Black Lives Matter demonstrations in the Wisconsin city where three nights of rioting took place remained peaceful overnight as the number of people gathering dwindled to about 100.
Demonstrators defied the curfew imposed by Kenosha officials to try to keep the peace, assembling around a park near a courthouse that rioters set on fire on Sunday night.
Law enforcement officers occasionally rolled into the area in vehicles to make a handful of isolated, apparently targeted arrests of individual protesters, who were swiftly surrounded by police, grabbed, and whisked away.
Investigations into arson and other crimes committed earlier in the week are ongoing, authorities said at a briefing on Thursday.
The core group of remaining demonstrators, carrying a few “Black Lives Matter” signs and chanting, “No justice, no peace,” gradually diminished to several dozen huddled in the park as the night wore on.
Earlier Thursday, the Kenosha Police Department announced it had seized helmets, gas masks, protective vests, illegal fireworks, and suspected controlled substances from a minivan with out-of-state license plates. The vehicle was moving in concert with two others with out-of-state plates.
The Trump administration surged officers and agents to Kenosha this week and Michigan, Arizona, and Alabama National Guard troops were being added to the Wisconsin National Guard force already on the ground, Wisconsin Gov. Tony Evers said.
Things calmed down Wednesday, with little violence reported. Demonstrators marched through residential areas, attempting to wake families up in their homes.
“Since Wednesday, the entire atmosphere of Kenosha has changed dramatically as far as the people who live here. And I think the crowds last night were small. There was a few hundred people and they walked peacefully through Kenosha and they did exactly what they wanted to do as far as the protest to make people know their concerns, but they did it without violence,” Kenosha County Sheriff David Beth told reporters at the briefing.
In contrast to previous nights, “we didn’t see streams of cars coming in” from outside the county, he added.
“I can tell you from the law enforcement standpoint, the situation is much calmer,” Kenosha Police Chief Daniel Miskinis said.
The situation was sparked by the police shooting of Jacob Blake, 29, after police were called because a woman said he was at her home but shouldn’t have been.
Officers tried arresting Blake, deploying a stun gun, but he escaped and walked around his vehicle, opening the driver’s side door and leaning forward, investigators with the Wisconsin Department of Justice said.
“While holding onto Mr. Blake’s shirt, Officer Rusten Sheskey fired his service weapon seven times,” the department’s latest update stated.
Blake was rushed to the hospital and has undergone multiple surgeries.
He admitted to investigators that he had a knife in his possession.
Prosecutors are waiting for a report from the department before deciding whether to press charges against Sheskey, who was put on leave with the other police involved.
Lt. Gov. Mandela Barnes, a Democrat, told reporters at a briefing Thursday that the investigation is ongoing, “but we don’t need an investigation to know that blight shooting falls in a long and painful pattern of violence.”

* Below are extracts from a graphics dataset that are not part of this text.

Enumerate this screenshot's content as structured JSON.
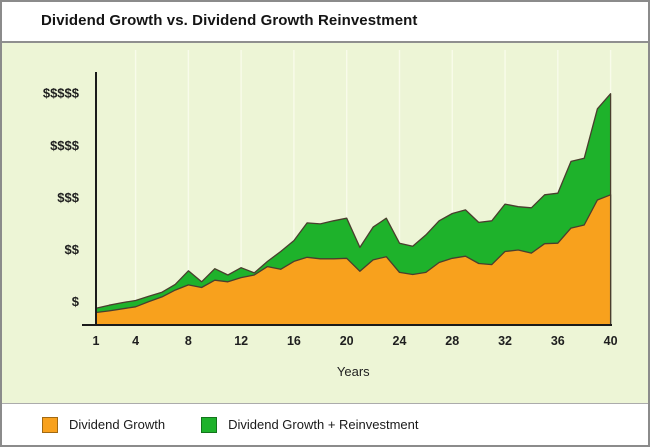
{
  "chart_data": {
    "type": "area",
    "title": "Dividend Growth vs. Dividend Growth Reinvestment",
    "xlabel": "Years",
    "ylabel": "",
    "x_ticks": [
      1,
      4,
      8,
      12,
      16,
      20,
      24,
      28,
      32,
      36,
      40
    ],
    "y_ticks": [
      {
        "value": 1,
        "label": "$"
      },
      {
        "value": 2,
        "label": "$$"
      },
      {
        "value": 3,
        "label": "$$$"
      },
      {
        "value": 4,
        "label": "$$$$"
      },
      {
        "value": 5,
        "label": "$$$$$"
      }
    ],
    "x": [
      1,
      2,
      3,
      4,
      5,
      6,
      7,
      8,
      9,
      10,
      11,
      12,
      13,
      14,
      15,
      16,
      17,
      18,
      19,
      20,
      21,
      22,
      23,
      24,
      25,
      26,
      27,
      28,
      29,
      30,
      31,
      32,
      33,
      34,
      35,
      36,
      37,
      38,
      39,
      40
    ],
    "series": [
      {
        "name": "Dividend Growth",
        "color": "#F8A11D",
        "values": [
          0.79,
          0.82,
          0.86,
          0.9,
          1.0,
          1.09,
          1.22,
          1.32,
          1.27,
          1.41,
          1.38,
          1.46,
          1.51,
          1.67,
          1.62,
          1.77,
          1.85,
          1.82,
          1.82,
          1.83,
          1.58,
          1.8,
          1.86,
          1.56,
          1.52,
          1.56,
          1.75,
          1.83,
          1.87,
          1.73,
          1.71,
          1.96,
          1.99,
          1.93,
          2.11,
          2.12,
          2.41,
          2.47,
          2.95,
          3.05
        ]
      },
      {
        "name": "Dividend Growth + Reinvestment",
        "color": "#1EB22B",
        "values": [
          0.87,
          0.93,
          0.98,
          1.02,
          1.1,
          1.18,
          1.33,
          1.59,
          1.38,
          1.63,
          1.51,
          1.65,
          1.55,
          1.77,
          1.96,
          2.17,
          2.51,
          2.49,
          2.55,
          2.6,
          2.04,
          2.43,
          2.6,
          2.12,
          2.06,
          2.28,
          2.55,
          2.69,
          2.76,
          2.52,
          2.55,
          2.87,
          2.82,
          2.8,
          3.05,
          3.08,
          3.69,
          3.75,
          4.7,
          4.99
        ]
      }
    ],
    "xlim": [
      1,
      40
    ],
    "ylim": [
      0.55,
      5.5
    ],
    "grid": "vertical-faint",
    "legend_position": "bottom"
  },
  "legend": {
    "items": [
      {
        "label": "Dividend Growth",
        "color": "#F8A11D"
      },
      {
        "label": "Dividend Growth + Reinvestment",
        "color": "#1EB22B"
      }
    ]
  },
  "colors": {
    "panel_bg": "#EDF5D6",
    "area_outline": "#4A3E2E",
    "axis": "#1B1B1B",
    "gridline": "#F8FBEA",
    "frame_border": "#8B8B8B",
    "text": "#1A1A1A"
  }
}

“And this is a pattern of violence that happens against black lives too often across this country,” he said.
Gov. Tony Evers, a Democrat, said he was concerned by reports that Blake is handcuffed in his hospital bed.
“He’s paid a terrific price already been shot seven or eight times in the back. So I can’t imagine why that’s happening,” he said.

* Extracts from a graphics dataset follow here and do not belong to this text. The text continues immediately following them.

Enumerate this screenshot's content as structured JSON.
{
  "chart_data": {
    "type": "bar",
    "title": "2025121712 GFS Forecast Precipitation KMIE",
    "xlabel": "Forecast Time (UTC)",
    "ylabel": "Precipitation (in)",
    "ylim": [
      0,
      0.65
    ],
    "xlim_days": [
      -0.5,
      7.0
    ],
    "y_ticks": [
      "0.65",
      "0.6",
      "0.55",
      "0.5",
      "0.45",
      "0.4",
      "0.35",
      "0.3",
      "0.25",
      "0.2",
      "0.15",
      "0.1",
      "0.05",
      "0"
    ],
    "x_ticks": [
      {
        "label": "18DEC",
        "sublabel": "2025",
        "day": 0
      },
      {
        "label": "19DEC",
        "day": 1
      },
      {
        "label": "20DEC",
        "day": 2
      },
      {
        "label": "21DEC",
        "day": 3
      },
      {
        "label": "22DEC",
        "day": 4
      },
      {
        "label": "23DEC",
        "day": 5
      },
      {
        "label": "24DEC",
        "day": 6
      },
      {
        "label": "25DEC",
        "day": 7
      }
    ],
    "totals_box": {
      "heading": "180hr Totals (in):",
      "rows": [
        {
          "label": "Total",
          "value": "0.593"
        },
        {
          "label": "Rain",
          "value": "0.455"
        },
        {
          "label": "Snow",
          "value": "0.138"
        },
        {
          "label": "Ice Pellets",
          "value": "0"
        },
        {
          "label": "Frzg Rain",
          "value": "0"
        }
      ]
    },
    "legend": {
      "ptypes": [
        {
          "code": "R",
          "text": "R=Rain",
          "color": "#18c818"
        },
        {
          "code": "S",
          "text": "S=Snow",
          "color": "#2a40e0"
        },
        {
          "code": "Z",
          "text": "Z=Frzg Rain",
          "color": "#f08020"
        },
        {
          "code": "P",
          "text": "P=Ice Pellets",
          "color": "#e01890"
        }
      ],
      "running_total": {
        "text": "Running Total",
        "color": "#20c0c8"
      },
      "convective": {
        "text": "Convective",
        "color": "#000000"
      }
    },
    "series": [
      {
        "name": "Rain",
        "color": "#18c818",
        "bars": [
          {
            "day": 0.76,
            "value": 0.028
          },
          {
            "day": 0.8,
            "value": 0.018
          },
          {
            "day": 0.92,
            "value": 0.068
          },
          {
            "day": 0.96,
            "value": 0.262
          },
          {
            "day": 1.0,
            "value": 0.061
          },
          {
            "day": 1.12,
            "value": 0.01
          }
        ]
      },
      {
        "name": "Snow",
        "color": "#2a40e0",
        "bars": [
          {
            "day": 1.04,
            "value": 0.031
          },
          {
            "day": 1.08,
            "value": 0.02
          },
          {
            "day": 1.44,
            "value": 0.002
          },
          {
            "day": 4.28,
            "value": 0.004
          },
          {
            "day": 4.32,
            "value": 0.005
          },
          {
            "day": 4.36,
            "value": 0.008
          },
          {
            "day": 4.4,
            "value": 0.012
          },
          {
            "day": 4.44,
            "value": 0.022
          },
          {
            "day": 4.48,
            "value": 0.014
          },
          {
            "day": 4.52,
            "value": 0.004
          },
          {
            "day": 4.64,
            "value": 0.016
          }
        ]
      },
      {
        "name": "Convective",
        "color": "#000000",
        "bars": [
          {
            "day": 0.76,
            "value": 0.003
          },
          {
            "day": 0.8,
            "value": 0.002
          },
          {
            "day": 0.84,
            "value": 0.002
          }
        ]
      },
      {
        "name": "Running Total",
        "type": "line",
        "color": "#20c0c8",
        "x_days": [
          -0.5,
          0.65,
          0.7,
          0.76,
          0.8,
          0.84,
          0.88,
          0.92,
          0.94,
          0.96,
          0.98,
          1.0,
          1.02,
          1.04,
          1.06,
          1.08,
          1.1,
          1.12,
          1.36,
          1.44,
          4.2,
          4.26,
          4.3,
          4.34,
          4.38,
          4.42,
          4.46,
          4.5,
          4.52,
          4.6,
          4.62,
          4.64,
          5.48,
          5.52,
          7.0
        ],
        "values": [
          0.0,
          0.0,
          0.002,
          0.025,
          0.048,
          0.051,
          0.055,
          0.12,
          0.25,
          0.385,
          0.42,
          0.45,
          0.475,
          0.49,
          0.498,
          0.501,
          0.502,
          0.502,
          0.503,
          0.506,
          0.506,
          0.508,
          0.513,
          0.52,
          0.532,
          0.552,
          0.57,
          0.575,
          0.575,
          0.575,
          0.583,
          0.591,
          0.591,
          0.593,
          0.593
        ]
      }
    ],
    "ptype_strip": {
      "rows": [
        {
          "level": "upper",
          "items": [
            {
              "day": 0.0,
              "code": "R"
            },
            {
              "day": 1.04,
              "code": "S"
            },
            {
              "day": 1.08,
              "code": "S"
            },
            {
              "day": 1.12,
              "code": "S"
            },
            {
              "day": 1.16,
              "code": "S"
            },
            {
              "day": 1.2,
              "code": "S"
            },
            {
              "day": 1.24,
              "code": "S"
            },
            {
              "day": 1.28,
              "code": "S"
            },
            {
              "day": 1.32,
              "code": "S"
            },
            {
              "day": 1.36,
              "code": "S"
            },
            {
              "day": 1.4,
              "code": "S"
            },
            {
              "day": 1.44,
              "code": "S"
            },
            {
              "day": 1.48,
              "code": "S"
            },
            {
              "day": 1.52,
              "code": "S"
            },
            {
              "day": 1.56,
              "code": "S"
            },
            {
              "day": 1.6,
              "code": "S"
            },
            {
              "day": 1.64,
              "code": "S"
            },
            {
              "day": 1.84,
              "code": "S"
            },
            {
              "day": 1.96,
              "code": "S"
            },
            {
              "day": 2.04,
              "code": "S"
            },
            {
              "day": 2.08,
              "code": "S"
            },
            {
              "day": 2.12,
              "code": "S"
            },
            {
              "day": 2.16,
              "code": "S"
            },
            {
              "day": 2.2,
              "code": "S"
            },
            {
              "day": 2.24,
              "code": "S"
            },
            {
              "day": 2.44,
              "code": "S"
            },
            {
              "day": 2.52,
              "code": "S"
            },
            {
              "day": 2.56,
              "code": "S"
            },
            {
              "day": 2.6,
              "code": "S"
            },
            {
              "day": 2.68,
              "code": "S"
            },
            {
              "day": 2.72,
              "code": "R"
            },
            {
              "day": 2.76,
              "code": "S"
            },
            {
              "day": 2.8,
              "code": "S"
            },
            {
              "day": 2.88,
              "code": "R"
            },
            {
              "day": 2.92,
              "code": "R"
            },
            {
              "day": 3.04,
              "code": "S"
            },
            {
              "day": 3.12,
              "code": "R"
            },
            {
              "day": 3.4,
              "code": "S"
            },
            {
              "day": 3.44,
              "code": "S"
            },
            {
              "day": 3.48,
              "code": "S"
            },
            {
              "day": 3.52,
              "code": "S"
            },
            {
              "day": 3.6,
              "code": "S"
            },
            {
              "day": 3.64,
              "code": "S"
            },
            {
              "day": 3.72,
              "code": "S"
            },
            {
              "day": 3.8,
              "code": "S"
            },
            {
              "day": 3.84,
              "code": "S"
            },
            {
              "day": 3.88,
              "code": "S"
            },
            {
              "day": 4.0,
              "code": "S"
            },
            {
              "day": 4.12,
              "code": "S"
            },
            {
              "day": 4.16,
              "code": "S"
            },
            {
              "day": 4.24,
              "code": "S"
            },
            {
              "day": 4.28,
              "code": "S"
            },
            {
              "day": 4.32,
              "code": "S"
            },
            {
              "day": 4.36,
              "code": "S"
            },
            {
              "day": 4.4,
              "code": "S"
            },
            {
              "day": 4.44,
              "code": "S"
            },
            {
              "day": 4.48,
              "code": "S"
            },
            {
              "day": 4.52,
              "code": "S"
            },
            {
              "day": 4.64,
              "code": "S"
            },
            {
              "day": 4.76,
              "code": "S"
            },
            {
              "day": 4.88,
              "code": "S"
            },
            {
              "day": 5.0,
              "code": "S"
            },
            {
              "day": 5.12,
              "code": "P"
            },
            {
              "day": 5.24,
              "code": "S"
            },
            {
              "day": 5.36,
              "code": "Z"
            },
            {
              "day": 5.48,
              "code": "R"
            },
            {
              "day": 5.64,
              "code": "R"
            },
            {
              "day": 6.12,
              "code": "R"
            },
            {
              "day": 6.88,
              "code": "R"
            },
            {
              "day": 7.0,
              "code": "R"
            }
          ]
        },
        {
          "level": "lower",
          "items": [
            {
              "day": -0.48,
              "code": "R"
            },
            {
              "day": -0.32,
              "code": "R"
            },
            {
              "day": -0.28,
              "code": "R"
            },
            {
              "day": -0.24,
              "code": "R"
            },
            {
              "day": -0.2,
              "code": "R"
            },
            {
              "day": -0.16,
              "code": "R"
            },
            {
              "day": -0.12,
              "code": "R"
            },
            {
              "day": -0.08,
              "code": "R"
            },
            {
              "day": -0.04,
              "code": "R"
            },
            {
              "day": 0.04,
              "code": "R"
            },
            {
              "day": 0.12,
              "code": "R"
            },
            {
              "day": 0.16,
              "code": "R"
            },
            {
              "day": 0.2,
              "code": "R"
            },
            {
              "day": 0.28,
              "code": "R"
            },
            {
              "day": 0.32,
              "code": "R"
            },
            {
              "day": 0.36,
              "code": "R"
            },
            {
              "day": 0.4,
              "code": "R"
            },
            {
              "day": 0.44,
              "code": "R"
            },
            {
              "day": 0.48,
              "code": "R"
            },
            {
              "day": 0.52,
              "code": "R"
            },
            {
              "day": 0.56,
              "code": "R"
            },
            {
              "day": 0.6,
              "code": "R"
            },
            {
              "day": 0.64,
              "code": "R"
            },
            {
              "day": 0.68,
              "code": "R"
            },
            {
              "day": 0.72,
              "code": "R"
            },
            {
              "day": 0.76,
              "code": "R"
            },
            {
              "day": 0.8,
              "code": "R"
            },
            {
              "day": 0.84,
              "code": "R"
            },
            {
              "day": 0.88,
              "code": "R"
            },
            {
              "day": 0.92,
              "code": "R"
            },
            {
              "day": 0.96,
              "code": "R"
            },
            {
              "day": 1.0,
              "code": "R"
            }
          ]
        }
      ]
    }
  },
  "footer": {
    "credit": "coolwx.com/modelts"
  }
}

Several Wisconsin police associations wrote a letter to the governor this week, describing remarks he’s made since the shooting as “premature, judgmental, inflammatory.”
“A continued pattern of statements and press releases based on opinion and unsubstantiated claims puts people’s lives at risk. These are not peaceful protests. There have already been two deaths and many injuries. Continued remarks like those already made by each of you have also put the lives of law enforcement officers, National Guardsman and the public at risk,” they wrote.

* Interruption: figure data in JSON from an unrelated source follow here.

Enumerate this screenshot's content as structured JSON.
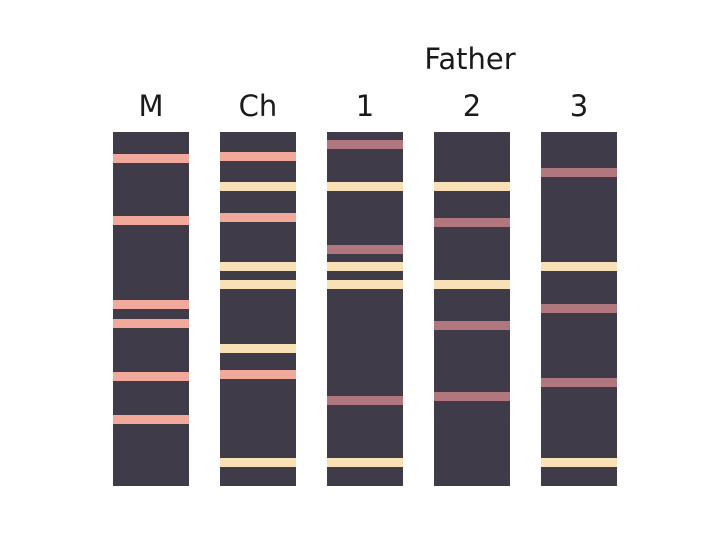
{
  "group_label": "Father",
  "colors": {
    "lane": "#3f3b49",
    "mother_band": "#f1a99b",
    "shared_band": "#f8e1b7",
    "father_only_band": "#b1777e",
    "text": "#1a1a1a"
  },
  "lanes": [
    {
      "id": "M",
      "label": "M",
      "bands": [
        {
          "pos": 0.074,
          "type": "mother_band"
        },
        {
          "pos": 0.249,
          "type": "mother_band"
        },
        {
          "pos": 0.487,
          "type": "mother_band"
        },
        {
          "pos": 0.54,
          "type": "mother_band"
        },
        {
          "pos": 0.692,
          "type": "mother_band"
        },
        {
          "pos": 0.813,
          "type": "mother_band"
        }
      ]
    },
    {
      "id": "Ch",
      "label": "Ch",
      "bands": [
        {
          "pos": 0.068,
          "type": "mother_band"
        },
        {
          "pos": 0.153,
          "type": "shared_band"
        },
        {
          "pos": 0.241,
          "type": "mother_band"
        },
        {
          "pos": 0.38,
          "type": "shared_band"
        },
        {
          "pos": 0.43,
          "type": "shared_band"
        },
        {
          "pos": 0.612,
          "type": "shared_band"
        },
        {
          "pos": 0.686,
          "type": "mother_band"
        },
        {
          "pos": 0.935,
          "type": "shared_band"
        }
      ]
    },
    {
      "id": "F1",
      "label": "1",
      "bands": [
        {
          "pos": 0.034,
          "type": "father_only_band"
        },
        {
          "pos": 0.153,
          "type": "shared_band"
        },
        {
          "pos": 0.332,
          "type": "father_only_band"
        },
        {
          "pos": 0.38,
          "type": "shared_band"
        },
        {
          "pos": 0.43,
          "type": "shared_band"
        },
        {
          "pos": 0.759,
          "type": "father_only_band"
        },
        {
          "pos": 0.935,
          "type": "shared_band"
        }
      ]
    },
    {
      "id": "F2",
      "label": "2",
      "bands": [
        {
          "pos": 0.153,
          "type": "shared_band"
        },
        {
          "pos": 0.255,
          "type": "father_only_band"
        },
        {
          "pos": 0.43,
          "type": "shared_band"
        },
        {
          "pos": 0.546,
          "type": "father_only_band"
        },
        {
          "pos": 0.748,
          "type": "father_only_band"
        }
      ]
    },
    {
      "id": "F3",
      "label": "3",
      "bands": [
        {
          "pos": 0.113,
          "type": "father_only_band"
        },
        {
          "pos": 0.38,
          "type": "shared_band"
        },
        {
          "pos": 0.499,
          "type": "father_only_band"
        },
        {
          "pos": 0.707,
          "type": "father_only_band"
        },
        {
          "pos": 0.935,
          "type": "shared_band"
        }
      ]
    }
  ]
}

Evers insisted he was only “stating facts.”
“We have an African American man who was shot seven or eight times in the back. So as he was attempting to get into his car, and that’s what I said,” he said.
The American Civil Liberties Union on Thursday, meanwhile, called for the resignations of Beth, Miskinis, and Kenosha Mayor John Antaramian, arguing they had mishandled the response to Blake’s shooting.